L’ancienne magistrate et candidate à la présidentielle s’inquiète des attaques contre les juges et pointe le manque de pédagogie des médias après la condamnation de Nicolas Sarkozy. Ainsi que l’apathie de la gauche sur les questions touchant à la probité.

Juge d’instruction emblématique de la lutte anticorruption, puis successivement conseillère du gouvernement norvégien sur ces questions, députée européenne, candidate écologiste à la présidentielle de 2012, et aujourd’hui avocate, Eva Joly garde un œil vigilant sur les questions de probité dans la vie publique. La polémique sur la condamnation de Nicolas Sarkozy dans l’affaire libyenne la rend pessimiste sur le climat politique et médiatique. (...)

Mediapart : Comment expliquez-vous les attaques contre les magistrat·es après le procès de Nicolas Sarkozy dans l’affaire libyenne ?

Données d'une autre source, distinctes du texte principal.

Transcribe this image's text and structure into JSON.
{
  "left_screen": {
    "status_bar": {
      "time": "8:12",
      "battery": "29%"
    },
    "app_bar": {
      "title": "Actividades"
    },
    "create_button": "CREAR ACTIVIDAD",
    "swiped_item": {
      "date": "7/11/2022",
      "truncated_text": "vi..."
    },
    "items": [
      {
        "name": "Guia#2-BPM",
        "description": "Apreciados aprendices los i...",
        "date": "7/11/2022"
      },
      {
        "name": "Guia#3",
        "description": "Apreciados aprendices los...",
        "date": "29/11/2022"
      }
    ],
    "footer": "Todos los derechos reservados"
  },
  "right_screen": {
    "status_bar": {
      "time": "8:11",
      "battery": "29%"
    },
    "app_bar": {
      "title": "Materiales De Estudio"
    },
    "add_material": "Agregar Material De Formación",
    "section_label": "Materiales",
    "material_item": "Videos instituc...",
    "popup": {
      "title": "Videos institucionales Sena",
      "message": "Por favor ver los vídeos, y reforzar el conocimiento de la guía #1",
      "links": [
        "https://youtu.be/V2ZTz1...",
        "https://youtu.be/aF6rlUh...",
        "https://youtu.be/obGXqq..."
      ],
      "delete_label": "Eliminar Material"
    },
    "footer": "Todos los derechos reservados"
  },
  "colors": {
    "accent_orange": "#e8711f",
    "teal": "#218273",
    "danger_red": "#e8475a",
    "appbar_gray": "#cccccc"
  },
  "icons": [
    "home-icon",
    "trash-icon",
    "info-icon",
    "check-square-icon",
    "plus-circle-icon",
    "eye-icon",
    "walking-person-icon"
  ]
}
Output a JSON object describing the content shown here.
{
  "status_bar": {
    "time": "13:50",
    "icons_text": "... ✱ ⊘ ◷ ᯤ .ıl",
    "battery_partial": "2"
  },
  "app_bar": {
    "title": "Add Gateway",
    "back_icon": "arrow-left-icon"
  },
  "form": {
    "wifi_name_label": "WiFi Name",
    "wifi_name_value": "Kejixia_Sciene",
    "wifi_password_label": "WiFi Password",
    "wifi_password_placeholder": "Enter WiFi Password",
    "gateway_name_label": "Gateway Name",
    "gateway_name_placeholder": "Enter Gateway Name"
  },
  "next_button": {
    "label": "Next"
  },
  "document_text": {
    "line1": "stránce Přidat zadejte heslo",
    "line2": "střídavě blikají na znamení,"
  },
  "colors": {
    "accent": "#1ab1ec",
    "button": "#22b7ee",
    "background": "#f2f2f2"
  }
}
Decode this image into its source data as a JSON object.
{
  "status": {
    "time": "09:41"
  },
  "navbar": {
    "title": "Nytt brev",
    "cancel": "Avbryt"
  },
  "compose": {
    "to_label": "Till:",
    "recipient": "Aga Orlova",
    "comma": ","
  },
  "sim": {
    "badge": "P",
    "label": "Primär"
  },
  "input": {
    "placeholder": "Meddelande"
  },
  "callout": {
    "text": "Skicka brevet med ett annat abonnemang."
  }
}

Eva Joly : Les textes interdisant aux juges de commenter leurs décisions, il n’y a pas eu d’autorité publique pour expliquer les tenants et les aboutissants de cette décision de 380 pages. Il y a eu un vide, et ce vide a été complètement rempli par la défense de Nicolas Sarkozy. Le discours qu’il a prononcé à la sortie du tribunal était de ce point de vue remarquable et très bien préparé par ses communicants. Il utilise une technique de victimisation éprouvée et parle des juges avec des mots incroyables, comme « haineux » – la dimension très sexiste de ces propos m’a d’ailleurs frappée (...)

Est-ce qu’on a passé un cap, selon vous, dans le niveau du débat public, au point de parler de réalité alternative ?

Oui, cela dépasse tout ce qu’on a vu jusqu’à maintenant, et c’est vraiment très inquiétant. C’est une attaque sur le fondement de notre démocratie. On est habitués à ce que CNews ou BFMTV disent n’importe quoi, mais que le journaliste Patrick Cohen se joigne au cœur des lamentations sur l’association de malfaiteurs, c’est un signe à prendre au sérieux. (...)

, pour l’affaire du financement libyen de la campagne de Nicolas Sarkozy, il y a eu un black-out médiatique. À part Mediapart, l’information n’était pas reprise alors que les faits étaient gravissimes. L’opinion n’était donc pas préparée. C’est comme si cette condamnation était tombée sans préavis, et cela malgré les réquisitions de sept ans de prison ferme contre Nicolas Sarkozy.

Pensez-vous que les arguments de la défense de Nicolas Sarkozy impriment vraiment dans l’opinion publique ?

Difficile à dire, mais je pense qu’il y a un bruit de fond, une vague pour qualifier les juges de « politiques », dire qu’ils « sortent de leur rôle ». Cela s’inscrit dans la continuité de l’affaire de Marine Le Pen et c’est exactement le même mécanisme : les gens oublient qu’elle a été condamnée en première instance pour avoir détourné 4,1 millions d’euros aux dépens du Parlement européen (elle a fait appel de ce jugement), qu’il s’agit d’un vol de biens publics pour ses proches, et ne retiennent que l’exécution provisoire. (...)

La gauche s’est en partie murée dans le silence après la condamnation. Qu’en avez-vous pensé ?

Cette réaction est ahurissante. Elle me rappelle le Parti démocrate aux États-Unis. On a un précédent qui inverse les valeurs, donne pour vrai ce qui est faux, et pour faux ce qui est vrai, et la gauche a peur dans un coin… (...)

Ils ne sont pas très nombreux ceux qui, à gauche, ont eu accès au jugement, qui l’ont lu et compris. Il y a une grande ignorance dans les partis.

Sur le plan des principes, la gauche produit en effet très peu d’idées ces derniers temps, au sujet de la prévention de la corruption…

Absolument, et ce n’est pas propre à la France. Il n’y a plus de volonté politique de combattre la corruption. Cette volonté a disparu, elle est même combattue aux États-Unis, qui étaient historiquement moteurs dans cette lutte depuis 1977. Trump a donné des instructions à la ministre de la justice pour qu’elle empêche les procureurs d’enquêter sur la corruption des multinationales. J’observe exactement la même tendance en Europe. (...)

Je ne suis pas très optimiste, mais en France nous avons l’avantage de la constitution de parties civiles, comme en Espagne et en Italie. On peut obliger l’autorité de poursuite à engager une enquête. C’est malgré tout un outil puissant qui permet, de temps en temps, de sortir des dossiers.